Find just a few minutes with your partner in a quiet space. Have a one minute timer ready. Now follow these steps:

  • Standing and facing each other.

  • Each of you should place your right hand on the other’s chest, just above the heart.

  • Bring your left hand to your own chest and cover your partner’s hand.

  • One of you will have to release it for a second to start the timer.

  • Spend the next minute looking into each other’s eyes as your hands rest on each other’s hearts and hands.

Try not to laugh or talk. Be aware of the other’s breathing. Be present and calm together. When the timer goes off, breathe. Discuss how it felt to experience this non-verbal connection with each other.

What science says:

Relationship researchers know that eye contact and touch create feelings of closeness. To study the effect of mutual gaze on romantic feelings, 168 college students in two studies they were matched with someone they didn’t know. They were assigned to various groups of experiments, including a group that was told to look each other in the eye for two minutes. Some groups looked at their hands, while others looked at each other and counted the blinks. Students who looked into each other’s eyes reported significantly higher feelings of affection.

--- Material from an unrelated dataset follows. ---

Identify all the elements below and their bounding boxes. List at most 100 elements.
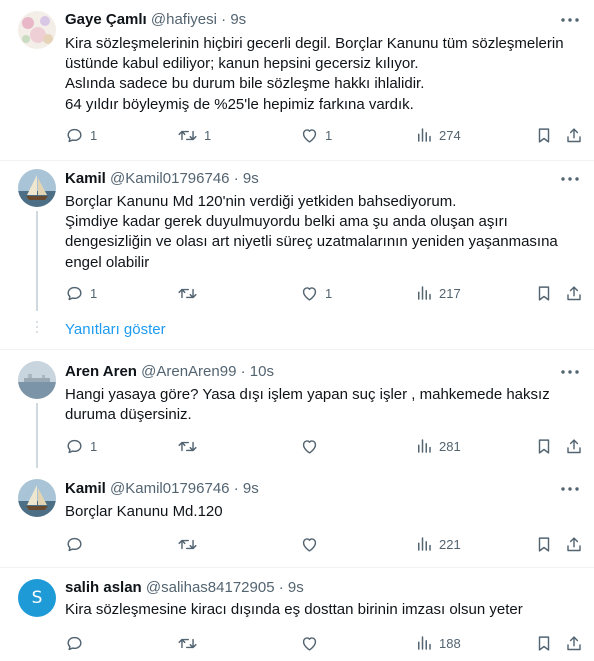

Other research shows that physical contact is crucial for creating and strengthening relationships, and is associated with greater relationship and partner satisfaction. Conflicts are resolved more quickly when one of the partners hugs, shakes hands or kisses. Whether you do the hands-on challenge just once or multiple times, remember that eye contact and touch are a powerful combination for forging a deeper connection with your partner.


A couple stands nearby looking into each other's eyes and smiling.


Let’s practice gratitude together.

Write three things about your partner for which you feel grateful. Take a moment to read what you wrote about each other. Are you surprised by your partner’s feelings? Talk about these moments of gratitude and how they make you feel more connected to each other.


A doodle of two pads of paper and two pens.


What science says:

Showing gratitude on a daily basis is a common mindfulness practice that has been shown to increase happiness, help us sleep better, and even reduce illness. Gratitude exercises can also make us feel closer to our romantic partner, strengthen our friendships and even make us best colleagues at work.

Grateful couples are more satisfied in their relationships and feel grateful can even predict whether couples stay together or break up. A study he called gratitude “a booster shot” for romantic relationships. The bottom line is this: the more you practice gratitude toward your partner, the more connected you’ll feel.